Stop criteria without a regression trigger: you confidently ship the version where the prose got more polished but something important went missing. The total score went up. The artifact got worse. Nobody flagged it.

All four together: the loop can improve the artifact, can't reward its own momentum, knows when to stop, and knows when it's gaming the rubric on itself.

This is why the components aren't a menu. They're a system. Each one exists because it prevents a specific failure mode the others can't see.

## What this means for your work

If you're a technical specialist watching AI do a passable version of what used to take you all afternoon, here's the part worth sitting with.

The prompting doesn't go to the human. But neither does the rubric plumbing. What goes to the human is the *quality standard itself*, the document that says what good looks like in this kind of work. The LLM turns that into dimensions and anchored descriptions. The *judge construction* goes to the human. The *stop criteria* go to the human, especially the regression trigger, which requires enough taste to know which dimensions are worth protecting when the overall score is rising.
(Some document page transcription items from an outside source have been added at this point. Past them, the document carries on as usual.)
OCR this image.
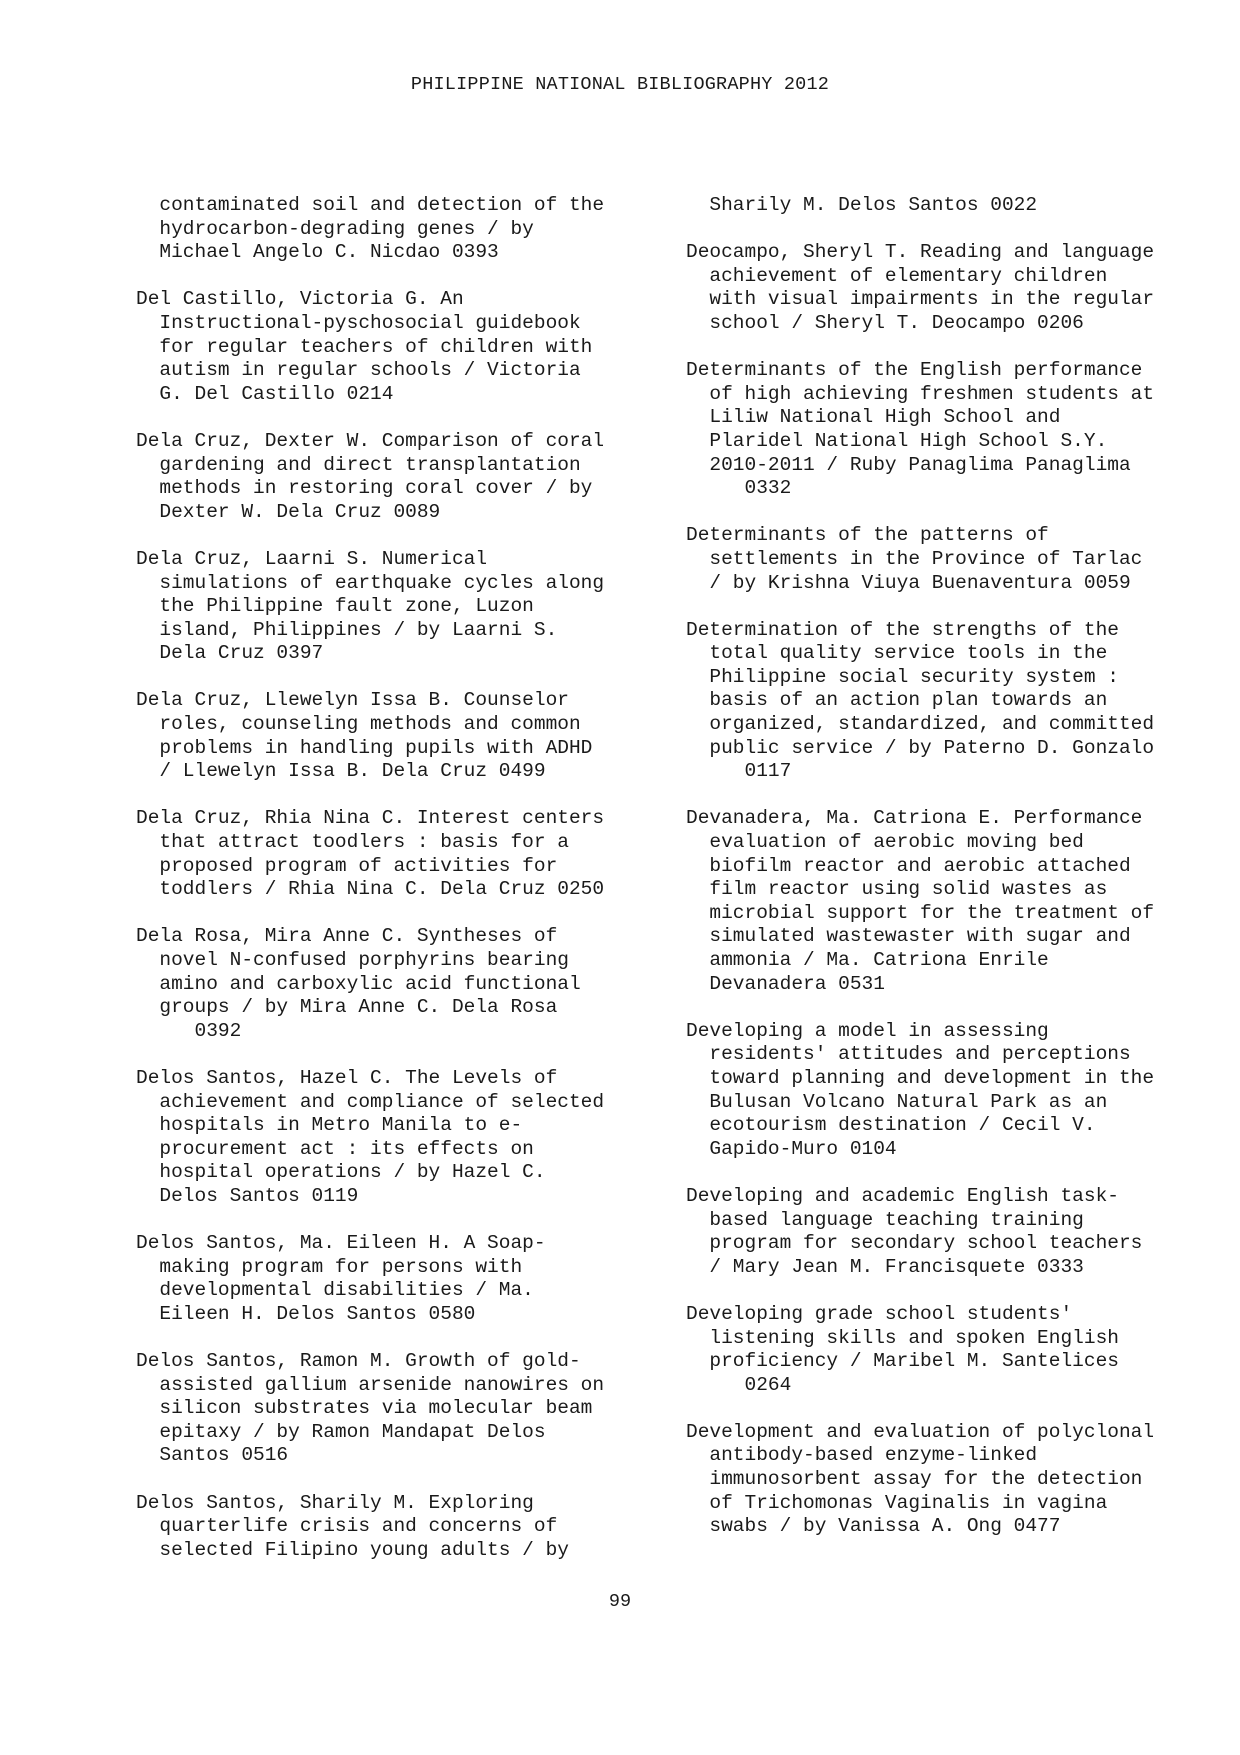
PHILIPPINE NATIONAL BIBLIOGRAPHY 2012
contaminated soil and detection of the
hydrocarbon-degrading genes / by
Michael Angelo C. Nicdao 0393
Del Castillo, Victoria G. An
Instructional-pyschosocial guidebook
for regular teachers of children with
autism in regular schools / Victoria
G. Del Castillo 0214
Dela Cruz, Dexter W. Comparison of coral
gardening and direct transplantation
methods in restoring coral cover / by
Dexter W. Dela Cruz 0089
Dela Cruz, Laarni S. Numerical
simulations of earthquake cycles along
the Philippine fault zone, Luzon
island, Philippines / by Laarni S.
Dela Cruz 0397
Dela Cruz, Llewelyn Issa B. Counselor
roles, counseling methods and common
problems in handling pupils with ADHD
/ Llewelyn Issa B. Dela Cruz 0499
Dela Cruz, Rhia Nina C. Interest centers
that attract toodlers : basis for a
proposed program of activities for
toddlers / Rhia Nina C. Dela Cruz 0250
Dela Rosa, Mira Anne C. Syntheses of
novel N-confused porphyrins bearing
amino and carboxylic acid functional
groups / by Mira Anne C. Dela Rosa
0392
Delos Santos, Hazel C. The Levels of
achievement and compliance of selected
hospitals in Metro Manila to e-
procurement act : its effects on
hospital operations / by Hazel C.
Delos Santos 0119
Delos Santos, Ma. Eileen H. A Soap-
making program for persons with
developmental disabilities / Ma.
Eileen H. Delos Santos 0580
Delos Santos, Ramon M. Growth of gold-
assisted gallium arsenide nanowires on
silicon substrates via molecular beam
epitaxy / by Ramon Mandapat Delos
Santos 0516
Delos Santos, Sharily M. Exploring
quarterlife crisis and concerns of
selected Filipino young adults / by
Sharily M. Delos Santos 0022
Deocampo, Sheryl T. Reading and language
achievement of elementary children
with visual impairments in the regular
school / Sheryl T. Deocampo 0206
Determinants of the English performance
of high achieving freshmen students at
Liliw National High School and
Plaridel National High School S.Y.
2010-2011 / Ruby Panaglima Panaglima
0332
Determinants of the patterns of
settlements in the Province of Tarlac
/ by Krishna Viuya Buenaventura 0059
Determination of the strengths of the
total quality service tools in the
Philippine social security system :
basis of an action plan towards an
organized, standardized, and committed
public service / by Paterno D. Gonzalo
0117
Devanadera, Ma. Catriona E. Performance
evaluation of aerobic moving bed
biofilm reactor and aerobic attached
film reactor using solid wastes as
microbial support for the treatment of
simulated wastewaster with sugar and
ammonia / Ma. Catriona Enrile
Devanadera 0531
Developing a model in assessing
residents' attitudes and perceptions
toward planning and development in the
Bulusan Volcano Natural Park as an
ecotourism destination / Cecil V.
Gapido-Muro 0104
Developing and academic English task-
based language teaching training
program for secondary school teachers
/ Mary Jean M. Francisquete 0333
Developing grade school students'
listening skills and spoken English
proficiency / Maribel M. Santelices
0264
Development and evaluation of polyclonal
antibody-based enzyme-linked
immunosorbent assay for the detection
of Trichomonas Vaginalis in vagina
swabs / by Vanissa A. Ong 0477
99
That's your new job. Not better prompts. Better loops. The AI generates. You define what "good" looks like in prose, and the AI turns it into the scoring instrument. You set the rules for when to stop.

Pick something you've been prompting-and-praying on this week. Find or write the document that describes what good looks like in that kind of work. Hand it to the LLM and have it build the rubric. Run an artifact through a fresh judge. See what happens.

Then tell me whether the ceiling was the model.